SAN BENEDETTO DEL TRONTO – Nel momento più delicato per l’amministrazione Gaspari, il Popolo della Libertà butta ulteriore benzina dialettica su delle fiamme già pericolosamente “appiccate” da una parte della maggioranza di centrosinistra.

L’occasione la offre il nuovo Piano Triennale per le Opere Pubbliche presentato in merito al triennio 2010-2011-2012. Per il consigliere comunale Luca Vignoli, Gaspari avrebbe riproposto come nuovi degli interventi già inseriti nel precedente Piano (2007-2008-2009), senza dimenticare quelli promessi ma mai realizzati. Un elenco interminabile di oltre venti punti, che l’esponente del centrodestra espone così:

«Sistemazione del Centro Sociale Primavera, Villa Rambelli, Via Montebello, Fermata Fs del Campo Europa. Lavori alla Scuola Media Curzi, Cappella, Altforville e alla sala mensa del Caselli.
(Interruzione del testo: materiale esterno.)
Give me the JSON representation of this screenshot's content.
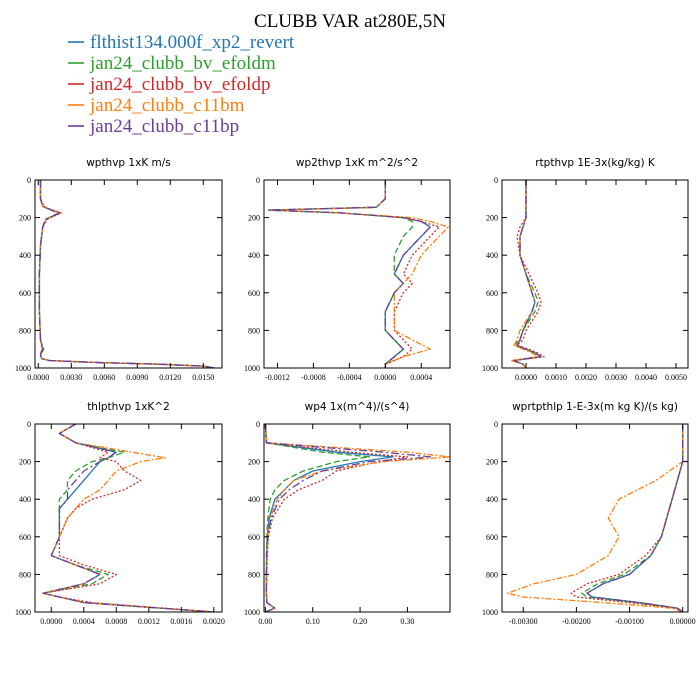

Ed ancora, collegamento delle fognature in piazza San Giovanni Battista; realizzazione di Piazza San Pio X, delle rotatorie sulla statale a Ragnola e in Via Santa Lucia, dei sottopassi di Via Pasubio e Via San Giovanni, dell’ascensore a servizio nel parco di Via Saffi; la riqualificazione della piazzola di Via Mazzocchi, di Via Laureati e via Crispi, dell’area parcheggio in Via Calatafimi; il completamento della pista ciclabile a nord e a sud della città; l’ampliamento del cimitero; la messa a norma della Bocciofila Ragnola e il concorso di idee per il rinnovamento di Via del Mare».

Neanche il tempo di riprendere fiato che Vignoli attacca ancora: «In più di quaranta mesi, a parte i lavori di manutenzione, Gaspari non ha fatto nulla. Né per l’edilizia scolastica, né per il lungomare, né tantomeno per le piste ciclabili, aumentate di appena 100 metri dal giorno del suo insediamento». Nessuna “assoluzione” nemmeno per il vicesindaco Di Francesco che il 26 gennaio 2007, nel corso di un bilancio partecipato a Porto D’Ascoli, rese noto lo stanziamento di 2 milioni di euro per gran parte delle operazioni sopra citate.

Discorso a parte invece per Piazza San Pio X. Il suo completamento è ora previsto per il 2011, ma il Pdl ricorda che «la stessa maggioranza Gaspari bocciò il progetto di esproprio inizialmente varato da Martinelli», a causa dei tempi lunghi che questo avrebbe provocato.

Vignoli conclude infine il suo intervento facendo riferimento alle prossime inaugurazioni previste del PalaRiviera e del Palazzo di Via Turati. «Due project partiti dalla nostra volontà politica e che ci vennero contestati da coloro che oggi li approvano. Mi auguro che Gaspari riconosca i nostri meriti, altrimenti con che coraggio taglierà quei nastri?»

«Ci vorrebbe un cambio di passo. Mi chiedo però se con un primo cittadino così traballante questo sia possibile. Una cosa è però certa: in tre anni, zeru tituli». Difficile che Gaspari, nonostante la sua fede interista, gradisca la citazione “mourinhiana“.